Niagara Falls council refunds nearly $48,000 in development charges for FACS building
Niagara Falls council rejected a staff report and voted to refund almost $48,000 in development fees for the newly renovated and expanded Family and Chidren’s Services building on Canadian Drive.
Bureaucrats had said the city’s bylaw does not allow for refunds or exemptions for capital projects such as the $3.4-million FACS facility, which opened last fall. FACS had applied to either recover the $47,940 in charges, or receive a municipal grant in the same amount. City treasurer Todd Harrison also noted it is not the municipality’s responsibility to fund social agencies like FACS.
“It’s not our mandate,” he said.
However, councillors were cognizant of the fact that they have funded other organizations that also do not fall under the authority of local government.
“It’s very difficult to say no to this when we give money to other groups who don’t do nearly the same amount,” said Coun. Joyce Morocco, echoing the mood of those around the table. Coun. Wayne Thomson made the motion to support the FACS request with Coun. Victor Pietrangelo seconding. It passed unanimously.
Politicians made the decision Tuesday night in Committee of the Whole outside the view of television cameras.
The staff report noted that council has waived development charges in the past, such as to the Boys and Girls Glub of Niagara and the Stamford Volunteer Firemen’s Association, but those requests were made prior to construction of their projects.
FACS executive director Chris Steven said an application was made to the City and the Region, but discussions were taking so long that the building had to move ahead without an answer from either level of government. He was grateful for council’s support, but not necessarily pleased his group had to come back and refute a staff report.
“We’re all stewards of public funds and I certainly respect that council has a tremendous responsibility. Our board of directors … is also stewards of public funds and where there’s a reason to believe we have a shared obligation (for) support, we will turn over that last rock, we will come back to council.
“We had visited council couple years ago announcing our campaign without a particular ask for a grant or anything like that, but we had worked with city staff about a possible exemption on these development charges, and I think they anticipated to hear from us again.
“We’re not trying to be difficult. It’s a matter of asking council to join with us on this project.”

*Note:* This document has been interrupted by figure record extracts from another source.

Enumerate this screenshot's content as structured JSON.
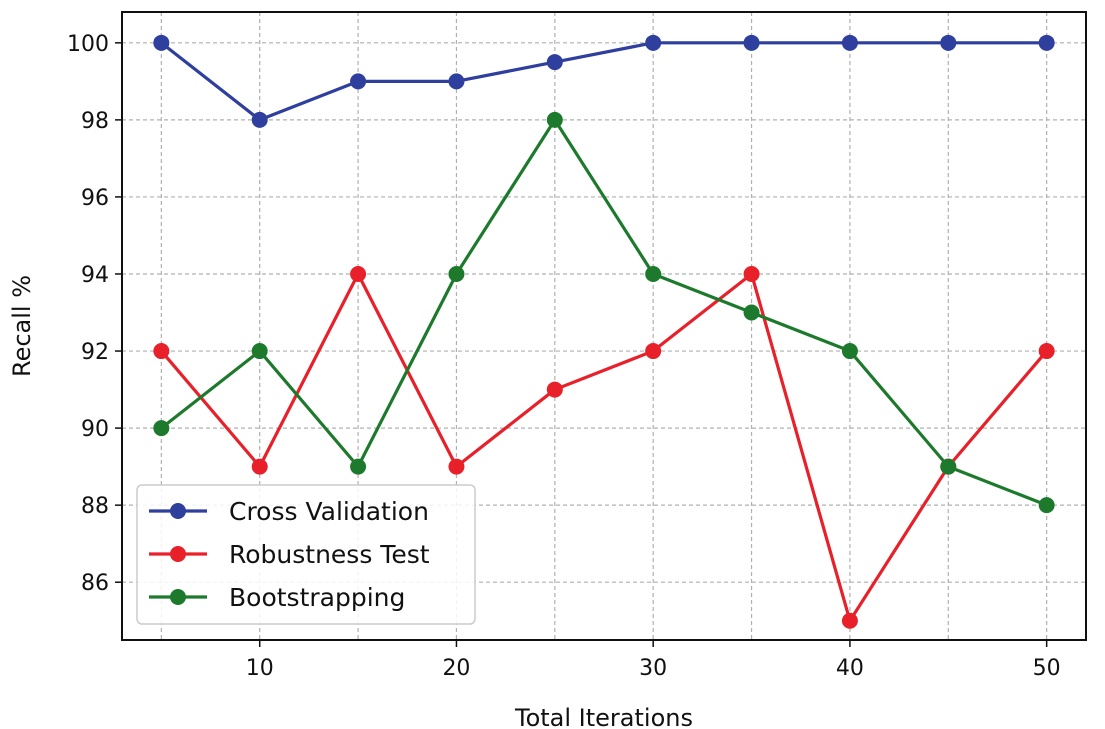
{
  "chart_data": {
    "type": "line",
    "title": "",
    "xlabel": "Total Iterations",
    "ylabel": "Recall %",
    "x": [
      5,
      10,
      15,
      20,
      25,
      30,
      35,
      40,
      45,
      50
    ],
    "xlim": [
      3,
      52
    ],
    "ylim": [
      84.5,
      100.8
    ],
    "xticks": [
      10,
      20,
      30,
      40,
      50
    ],
    "yticks": [
      86,
      88,
      90,
      92,
      94,
      96,
      98,
      100
    ],
    "grid": true,
    "legend_position": "lower-left",
    "series": [
      {
        "name": "Cross Validation",
        "color": "#2f3f9e",
        "values": [
          100,
          98,
          99,
          99,
          99.5,
          100,
          100,
          100,
          100,
          100
        ]
      },
      {
        "name": "Robustness Test",
        "color": "#e8202a",
        "values": [
          92,
          89,
          94,
          89,
          91,
          92,
          94,
          85,
          89,
          92
        ]
      },
      {
        "name": "Bootstrapping",
        "color": "#1d7a2c",
        "values": [
          90,
          92,
          89,
          94,
          98,
          94,
          93,
          92,
          89,
          88
        ]
      }
    ]
  }
}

Requests such as these always on the surface seem difficult for councillors, who are facing a massive deficit and struggling to come to terms with how it can be wrestled to the ground. Yet while bemoaning the social and community services they are asked to fund on one hand, council has yet to cut a single grant or fee-for-service budget in this year’s attack on the balance sheet.
FACS will now take its request to the Region, where it hopes to have $83,150 in development charges reversed.
The FACS building in Niagara Falls was constructed with $1.67 million in infrastructure funding from the federal and provincial governments, $750,000 from the McCall MacBain Foundation and $50,000 from the Town of Fort Erie in addition to many private donations.